KPMG’s new report, Creating a new mould for banking, is the result of in-depth interviews with senior executives from 25 major banks and financial institutions around the world. It shows a two-tier industry whereby many banks in the developed world have been hardest hit and are having to undertake more fundamental reconsideration of their business models, while banks in Latin America, Africa and Asia have been less affected and are refining existing strategies rather than re-writing them.
Regulation, profitability and capital
The rising pressure of new regulation is a concern for all banks however, along with a continuing dramatic shortage of capital and liquidity. This is resulting in a shifting of focus from growth and revenue to prudent balance sheet management. Banks are streamlining operating models and infrastructure to squeeze out greater efficiencies and the outlook for profitability looks uncertain.
David Sayer, Global Head of Retail Banking at KPMG, said: “Banks are facing a real challenge over the returns they can bring to shareholders. The need to hold more capital will mean that profitability in terms of return on capital will decline even as profit on turnover stabilises. The impending wave of new regulation will, in one way or another, require banks to hold additional capital, impose additional costs and reduce returns.”

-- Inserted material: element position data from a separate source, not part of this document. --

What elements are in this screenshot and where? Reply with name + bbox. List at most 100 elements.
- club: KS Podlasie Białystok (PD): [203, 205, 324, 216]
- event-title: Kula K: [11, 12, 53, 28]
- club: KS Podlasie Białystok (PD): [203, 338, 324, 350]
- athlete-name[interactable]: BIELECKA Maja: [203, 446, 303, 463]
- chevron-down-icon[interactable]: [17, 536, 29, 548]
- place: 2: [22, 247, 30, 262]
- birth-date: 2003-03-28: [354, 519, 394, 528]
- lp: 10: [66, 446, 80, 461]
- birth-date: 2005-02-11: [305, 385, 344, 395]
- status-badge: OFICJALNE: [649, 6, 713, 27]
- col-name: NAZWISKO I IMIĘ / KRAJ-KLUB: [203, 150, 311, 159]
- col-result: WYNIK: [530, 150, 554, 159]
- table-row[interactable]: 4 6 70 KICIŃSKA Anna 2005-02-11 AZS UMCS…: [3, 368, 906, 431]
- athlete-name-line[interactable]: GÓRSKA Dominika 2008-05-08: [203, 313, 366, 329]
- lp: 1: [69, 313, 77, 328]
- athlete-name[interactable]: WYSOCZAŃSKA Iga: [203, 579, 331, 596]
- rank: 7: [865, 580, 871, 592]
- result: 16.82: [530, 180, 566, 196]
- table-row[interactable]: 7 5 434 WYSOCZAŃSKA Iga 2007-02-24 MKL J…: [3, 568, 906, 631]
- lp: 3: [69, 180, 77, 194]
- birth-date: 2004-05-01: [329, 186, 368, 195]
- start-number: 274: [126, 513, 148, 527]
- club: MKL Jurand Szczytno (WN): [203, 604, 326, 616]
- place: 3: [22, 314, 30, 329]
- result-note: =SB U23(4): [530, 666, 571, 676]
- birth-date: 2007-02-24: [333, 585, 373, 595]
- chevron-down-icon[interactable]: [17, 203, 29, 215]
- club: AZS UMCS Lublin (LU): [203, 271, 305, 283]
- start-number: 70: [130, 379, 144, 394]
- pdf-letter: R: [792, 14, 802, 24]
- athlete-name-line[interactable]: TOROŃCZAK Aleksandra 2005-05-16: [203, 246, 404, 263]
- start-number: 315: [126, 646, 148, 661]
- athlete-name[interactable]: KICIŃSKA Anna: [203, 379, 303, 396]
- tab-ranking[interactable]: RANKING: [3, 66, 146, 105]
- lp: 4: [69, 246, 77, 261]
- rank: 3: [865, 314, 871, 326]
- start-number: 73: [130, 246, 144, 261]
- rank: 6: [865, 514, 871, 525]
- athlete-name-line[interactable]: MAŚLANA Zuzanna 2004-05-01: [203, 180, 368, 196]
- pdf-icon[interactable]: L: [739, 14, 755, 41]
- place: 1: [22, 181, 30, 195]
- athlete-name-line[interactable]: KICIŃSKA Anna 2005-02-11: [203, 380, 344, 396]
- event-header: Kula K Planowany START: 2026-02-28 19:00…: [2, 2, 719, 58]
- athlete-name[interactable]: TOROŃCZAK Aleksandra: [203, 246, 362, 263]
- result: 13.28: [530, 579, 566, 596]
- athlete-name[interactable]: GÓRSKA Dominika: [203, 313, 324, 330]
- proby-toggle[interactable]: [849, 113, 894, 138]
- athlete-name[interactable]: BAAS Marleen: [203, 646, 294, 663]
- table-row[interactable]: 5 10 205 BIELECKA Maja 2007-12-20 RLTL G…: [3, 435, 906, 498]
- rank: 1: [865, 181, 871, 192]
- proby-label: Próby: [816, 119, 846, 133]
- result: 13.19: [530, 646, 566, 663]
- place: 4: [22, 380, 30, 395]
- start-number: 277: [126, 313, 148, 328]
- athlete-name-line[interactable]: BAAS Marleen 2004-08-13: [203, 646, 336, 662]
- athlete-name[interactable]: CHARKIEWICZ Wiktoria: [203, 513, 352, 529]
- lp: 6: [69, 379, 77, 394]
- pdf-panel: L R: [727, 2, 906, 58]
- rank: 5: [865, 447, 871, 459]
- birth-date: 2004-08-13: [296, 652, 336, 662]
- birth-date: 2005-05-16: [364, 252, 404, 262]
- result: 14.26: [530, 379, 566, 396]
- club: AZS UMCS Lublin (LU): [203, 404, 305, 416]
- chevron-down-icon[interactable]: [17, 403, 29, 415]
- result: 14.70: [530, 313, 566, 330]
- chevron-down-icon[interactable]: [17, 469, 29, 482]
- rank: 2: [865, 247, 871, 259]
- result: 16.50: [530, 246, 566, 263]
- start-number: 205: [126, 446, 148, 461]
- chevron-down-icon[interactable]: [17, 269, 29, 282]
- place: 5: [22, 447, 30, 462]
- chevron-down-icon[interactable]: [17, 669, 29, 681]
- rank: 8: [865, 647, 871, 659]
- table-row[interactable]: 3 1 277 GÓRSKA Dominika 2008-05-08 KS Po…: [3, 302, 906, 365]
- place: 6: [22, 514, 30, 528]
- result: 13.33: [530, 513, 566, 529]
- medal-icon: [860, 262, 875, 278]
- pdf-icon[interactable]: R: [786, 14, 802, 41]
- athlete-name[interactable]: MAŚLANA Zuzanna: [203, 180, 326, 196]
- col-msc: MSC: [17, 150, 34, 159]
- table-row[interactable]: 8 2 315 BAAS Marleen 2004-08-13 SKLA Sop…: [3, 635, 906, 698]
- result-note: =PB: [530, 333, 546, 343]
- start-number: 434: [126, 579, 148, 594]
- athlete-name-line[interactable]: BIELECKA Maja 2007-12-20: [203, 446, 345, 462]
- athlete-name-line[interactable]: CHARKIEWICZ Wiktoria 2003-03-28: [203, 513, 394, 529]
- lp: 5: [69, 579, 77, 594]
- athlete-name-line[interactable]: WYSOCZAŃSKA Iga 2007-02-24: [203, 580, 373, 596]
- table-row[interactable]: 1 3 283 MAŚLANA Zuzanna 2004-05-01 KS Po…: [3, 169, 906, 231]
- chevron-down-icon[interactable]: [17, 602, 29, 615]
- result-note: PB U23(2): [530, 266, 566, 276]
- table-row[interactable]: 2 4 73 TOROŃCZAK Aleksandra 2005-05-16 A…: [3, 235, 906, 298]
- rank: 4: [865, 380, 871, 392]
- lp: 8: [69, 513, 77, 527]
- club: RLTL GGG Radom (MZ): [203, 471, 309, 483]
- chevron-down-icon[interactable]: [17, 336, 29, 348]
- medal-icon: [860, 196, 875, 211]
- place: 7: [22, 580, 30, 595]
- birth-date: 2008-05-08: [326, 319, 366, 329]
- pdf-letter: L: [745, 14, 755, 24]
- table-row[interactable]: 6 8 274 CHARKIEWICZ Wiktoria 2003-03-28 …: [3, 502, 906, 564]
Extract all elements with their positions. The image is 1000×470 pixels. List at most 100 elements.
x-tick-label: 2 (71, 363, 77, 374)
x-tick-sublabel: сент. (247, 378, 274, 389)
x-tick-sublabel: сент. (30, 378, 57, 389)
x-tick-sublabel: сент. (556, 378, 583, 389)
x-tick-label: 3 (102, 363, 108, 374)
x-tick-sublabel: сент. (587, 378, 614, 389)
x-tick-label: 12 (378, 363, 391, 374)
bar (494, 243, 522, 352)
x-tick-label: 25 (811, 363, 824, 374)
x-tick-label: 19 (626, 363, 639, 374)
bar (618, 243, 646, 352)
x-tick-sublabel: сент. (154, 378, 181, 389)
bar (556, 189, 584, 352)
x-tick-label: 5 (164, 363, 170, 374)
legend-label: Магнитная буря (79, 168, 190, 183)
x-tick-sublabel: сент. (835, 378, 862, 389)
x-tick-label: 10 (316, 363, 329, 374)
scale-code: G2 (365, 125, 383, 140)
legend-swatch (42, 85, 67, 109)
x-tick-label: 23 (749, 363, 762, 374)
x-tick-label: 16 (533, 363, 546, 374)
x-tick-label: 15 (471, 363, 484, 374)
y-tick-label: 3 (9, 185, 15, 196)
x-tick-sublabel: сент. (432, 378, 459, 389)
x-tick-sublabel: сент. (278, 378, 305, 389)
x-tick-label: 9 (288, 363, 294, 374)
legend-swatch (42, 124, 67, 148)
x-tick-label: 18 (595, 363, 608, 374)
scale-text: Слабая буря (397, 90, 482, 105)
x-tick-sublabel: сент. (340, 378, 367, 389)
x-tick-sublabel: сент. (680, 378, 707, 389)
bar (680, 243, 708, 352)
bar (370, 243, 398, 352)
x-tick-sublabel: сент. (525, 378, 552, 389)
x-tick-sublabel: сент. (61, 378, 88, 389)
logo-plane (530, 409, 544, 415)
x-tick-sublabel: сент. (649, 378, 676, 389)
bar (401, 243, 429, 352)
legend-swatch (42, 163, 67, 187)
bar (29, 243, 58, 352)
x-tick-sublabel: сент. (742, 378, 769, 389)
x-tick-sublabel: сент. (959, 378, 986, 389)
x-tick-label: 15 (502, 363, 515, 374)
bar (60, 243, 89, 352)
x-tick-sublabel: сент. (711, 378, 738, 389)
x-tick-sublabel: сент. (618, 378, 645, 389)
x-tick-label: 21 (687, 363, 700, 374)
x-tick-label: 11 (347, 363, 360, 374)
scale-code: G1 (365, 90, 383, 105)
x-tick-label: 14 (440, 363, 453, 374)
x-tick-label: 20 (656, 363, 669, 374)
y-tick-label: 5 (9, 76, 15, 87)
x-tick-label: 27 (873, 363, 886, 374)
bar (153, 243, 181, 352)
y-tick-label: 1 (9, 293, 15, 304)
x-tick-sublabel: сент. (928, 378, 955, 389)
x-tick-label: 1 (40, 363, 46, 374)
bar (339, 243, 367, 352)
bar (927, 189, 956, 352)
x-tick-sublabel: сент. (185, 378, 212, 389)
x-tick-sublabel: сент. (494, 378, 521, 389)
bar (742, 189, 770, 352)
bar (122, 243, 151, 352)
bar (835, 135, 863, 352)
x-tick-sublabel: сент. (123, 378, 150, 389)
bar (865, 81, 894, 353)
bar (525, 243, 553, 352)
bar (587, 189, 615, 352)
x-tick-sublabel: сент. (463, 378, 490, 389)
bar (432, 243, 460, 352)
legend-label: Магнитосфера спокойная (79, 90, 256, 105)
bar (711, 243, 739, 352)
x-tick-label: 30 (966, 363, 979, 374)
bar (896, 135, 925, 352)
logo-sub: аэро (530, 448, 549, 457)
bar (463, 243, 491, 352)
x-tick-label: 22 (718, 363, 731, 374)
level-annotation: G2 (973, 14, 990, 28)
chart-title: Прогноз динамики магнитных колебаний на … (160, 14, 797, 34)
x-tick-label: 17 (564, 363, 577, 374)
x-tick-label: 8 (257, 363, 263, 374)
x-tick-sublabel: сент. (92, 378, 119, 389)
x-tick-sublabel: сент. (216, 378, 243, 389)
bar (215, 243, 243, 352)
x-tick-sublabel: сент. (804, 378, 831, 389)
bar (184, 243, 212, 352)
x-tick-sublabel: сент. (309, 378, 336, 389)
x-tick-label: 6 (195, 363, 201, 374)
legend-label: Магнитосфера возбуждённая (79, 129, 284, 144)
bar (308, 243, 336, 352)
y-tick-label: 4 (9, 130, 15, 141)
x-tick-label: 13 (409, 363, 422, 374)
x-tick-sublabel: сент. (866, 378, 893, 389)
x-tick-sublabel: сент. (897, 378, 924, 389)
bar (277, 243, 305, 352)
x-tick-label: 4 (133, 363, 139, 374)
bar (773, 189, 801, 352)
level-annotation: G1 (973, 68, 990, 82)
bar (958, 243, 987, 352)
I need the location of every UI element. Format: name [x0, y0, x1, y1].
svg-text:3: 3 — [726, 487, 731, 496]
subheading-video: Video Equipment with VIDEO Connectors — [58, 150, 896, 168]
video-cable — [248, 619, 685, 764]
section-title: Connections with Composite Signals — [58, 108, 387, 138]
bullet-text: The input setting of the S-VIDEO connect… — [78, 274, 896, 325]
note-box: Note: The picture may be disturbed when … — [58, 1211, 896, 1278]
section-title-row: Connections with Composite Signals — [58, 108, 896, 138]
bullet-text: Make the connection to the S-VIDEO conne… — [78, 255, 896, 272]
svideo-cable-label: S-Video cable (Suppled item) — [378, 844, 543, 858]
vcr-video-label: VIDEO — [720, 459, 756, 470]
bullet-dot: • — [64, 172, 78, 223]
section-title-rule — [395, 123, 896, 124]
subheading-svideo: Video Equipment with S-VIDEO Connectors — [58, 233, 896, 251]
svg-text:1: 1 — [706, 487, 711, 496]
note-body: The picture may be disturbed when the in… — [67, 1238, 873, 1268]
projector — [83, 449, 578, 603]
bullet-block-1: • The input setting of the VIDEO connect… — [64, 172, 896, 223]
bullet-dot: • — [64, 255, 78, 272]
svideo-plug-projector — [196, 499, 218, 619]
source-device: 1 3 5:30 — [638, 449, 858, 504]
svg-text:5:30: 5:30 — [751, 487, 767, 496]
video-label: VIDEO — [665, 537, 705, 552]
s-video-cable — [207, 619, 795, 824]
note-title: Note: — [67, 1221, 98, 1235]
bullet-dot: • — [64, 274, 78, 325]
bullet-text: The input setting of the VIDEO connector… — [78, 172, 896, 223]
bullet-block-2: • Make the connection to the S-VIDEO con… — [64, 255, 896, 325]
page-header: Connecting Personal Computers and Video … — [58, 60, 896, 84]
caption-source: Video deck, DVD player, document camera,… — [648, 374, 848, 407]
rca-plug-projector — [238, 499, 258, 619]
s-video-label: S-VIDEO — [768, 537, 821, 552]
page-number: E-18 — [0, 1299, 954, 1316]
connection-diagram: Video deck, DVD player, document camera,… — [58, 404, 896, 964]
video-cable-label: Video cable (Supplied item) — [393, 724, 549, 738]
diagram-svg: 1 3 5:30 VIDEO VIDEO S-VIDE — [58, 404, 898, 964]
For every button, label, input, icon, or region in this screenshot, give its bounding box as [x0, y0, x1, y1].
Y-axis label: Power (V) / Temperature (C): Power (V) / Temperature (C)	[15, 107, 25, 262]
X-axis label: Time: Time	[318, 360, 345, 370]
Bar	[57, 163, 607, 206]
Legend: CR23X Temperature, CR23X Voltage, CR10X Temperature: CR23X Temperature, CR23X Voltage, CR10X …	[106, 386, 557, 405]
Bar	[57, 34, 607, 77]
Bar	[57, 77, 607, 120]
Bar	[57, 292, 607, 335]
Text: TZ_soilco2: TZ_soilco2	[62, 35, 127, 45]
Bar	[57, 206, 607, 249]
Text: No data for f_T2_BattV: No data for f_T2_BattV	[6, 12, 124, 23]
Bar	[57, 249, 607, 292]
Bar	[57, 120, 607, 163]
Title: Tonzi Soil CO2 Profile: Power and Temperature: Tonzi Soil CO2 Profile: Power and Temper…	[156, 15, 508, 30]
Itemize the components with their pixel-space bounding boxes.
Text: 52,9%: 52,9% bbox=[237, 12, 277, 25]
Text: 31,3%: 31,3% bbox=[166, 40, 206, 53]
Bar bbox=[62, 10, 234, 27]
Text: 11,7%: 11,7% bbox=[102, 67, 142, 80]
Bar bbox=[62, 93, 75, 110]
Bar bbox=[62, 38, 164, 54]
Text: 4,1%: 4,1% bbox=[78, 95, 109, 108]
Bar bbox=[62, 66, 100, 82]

Consolidation and new entrants
KPMG predicts that the next stage of the reconstruction of the banking industry could see a number of divestments and acquisitions, both voluntary and in response to policymakers. Nationalised institutions will eventually return to the private sector, most likely in different forms. A wave of consolidation is likely, particularly among smaller institutions and especially in the USA; with better customer service as a differentiator. However, while new entrants to the market could pose a serious competitive threat to established players in some geographies, KPMG expects banking globally to become more, rather than less, concentrated in the next two years, as it remains a business with significant economies of scale. The mergers that have happened in the Europe and the US are indicative of this trend towards consolidation.
The executives interviewed had a spectrum of opinion on whether banks from major developing countries such as China or Brazil would be seen entering banking in Europe or North America. Some believed that circumstances are favourable — others believed that such moves would represent a distraction from the significant opportunities in their large domestic markets.
KPMG’s report also shows that the strength of the global economic recovery and banks’ role in the new financial environment are closely intertwined. Across the major economies, many banks are continuing to deleverage at a historically unprecedented rate. Despite government incentives and exhortations, this process is likely to continue to drain credit from the global economy and act as a brake on growth. Finding the right balance is critical.
Sayer commented: “Creating a new mould for banking continues to challenge the industry, in a prevailing atmosphere of constraint and uncertainty. The sheer volume of change — external, internal, strategic and operational — is itself becoming a significant agenda item. But those that have survived this far have no alternative but to continue with the process.”